Qual è il suo primo ricordo di Sanremo?
Mi vedo in famiglia, come accade nello spot in onda in questi giorni, che è molto simile alla realtà che vivevo, la stessa di molte persone della mia generazione. Quando arrivava Sanremo si diceva: questa settimana si sta a casa. Stavamo tutti riuniti davanti al televisore, crescendo il Festival si vedeva a casa degli amici, era una settimana di aggregazione, un momento imperdibile.
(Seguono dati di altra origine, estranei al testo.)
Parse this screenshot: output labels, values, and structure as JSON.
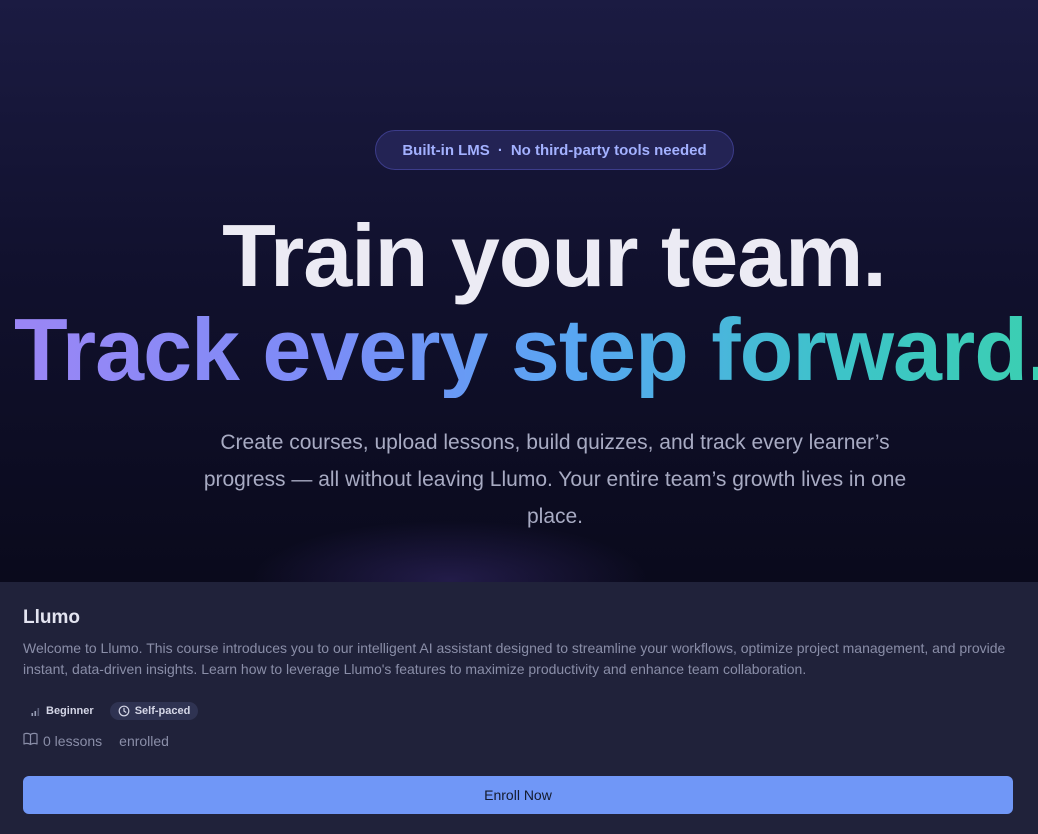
{
  "hero": {
    "badge": {
      "left_text": "Built-in LMS",
      "separator": "·",
      "right_text": "No third-party tools needed"
    },
    "headline_line1": "Train your team.",
    "headline_line2": "Track every step forward.",
    "subtitle": "Create courses, upload lessons, build quizzes, and track every learner’s progress — all without leaving Llumo. Your entire team’s growth lives in one place."
  },
  "course": {
    "title": "Llumo",
    "description": "Welcome to Llumo. This course introduces you to our intelligent AI assistant designed to streamline your workflows, optimize project management, and provide instant, data-driven insights. Learn how to leverage Llumo's features to maximize productivity and enhance team collaboration.",
    "tags": [
      {
        "label": "Beginner",
        "icon": "signal-bars-icon"
      },
      {
        "label": "Self-paced",
        "icon": "clock-icon"
      }
    ],
    "lessons_count": "0 lessons",
    "enrolled_label": "enrolled",
    "enroll_button": "Enroll Now"
  },
  "colors": {
    "accent": "#7097f7",
    "card_bg": "#20223a",
    "badge_text": "#a3b1ff"
  }
}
Sanremo è una tradizione che si tramanda di padre in figlio.
Cosa ha pensato quando le è stato comunicato che avrebbe organizzato e condotto il Festival?
I pensieri sono stati tanti, forse perché ero all’estero e in vacanza. L’emozione è stata grande e me la sono goduta proprio in famiglia, ero con Giovanna, mio figlio José, stavo andando a trovare mia figlia che vive in Spagna, è stata una gioia condivisa in famiglia. Ho avuto tempo per riflettere, per pensare. Ad agosto ho fatto anche tutto il regolamento.
Un Festival che nasce sotto il solleone…
Un festival che nasce all’insegna del divertimento, della famiglia, della vacanza, del relax. Ho avuto la comunicazione ad agosto, da allora sono stati mesi complessi, nei quali ho lavorato sette giorni su sette, ma sono felice così.
La musica tra tradizione e contemporaneità, quale punto d’incontro nel Festival 2020?
Sanremo deve abbracciare tutte le epoche: il passato, il presente, il futuro. Guai se si ferma a guardare indietro. Il passato va certamente celebrato, ma si deve guardare al domani. La tradizione è importante, è la storia del Festival, e questa deve incontrare il presente di Sanremo, la contemporaneità fatta dai cantanti in gara.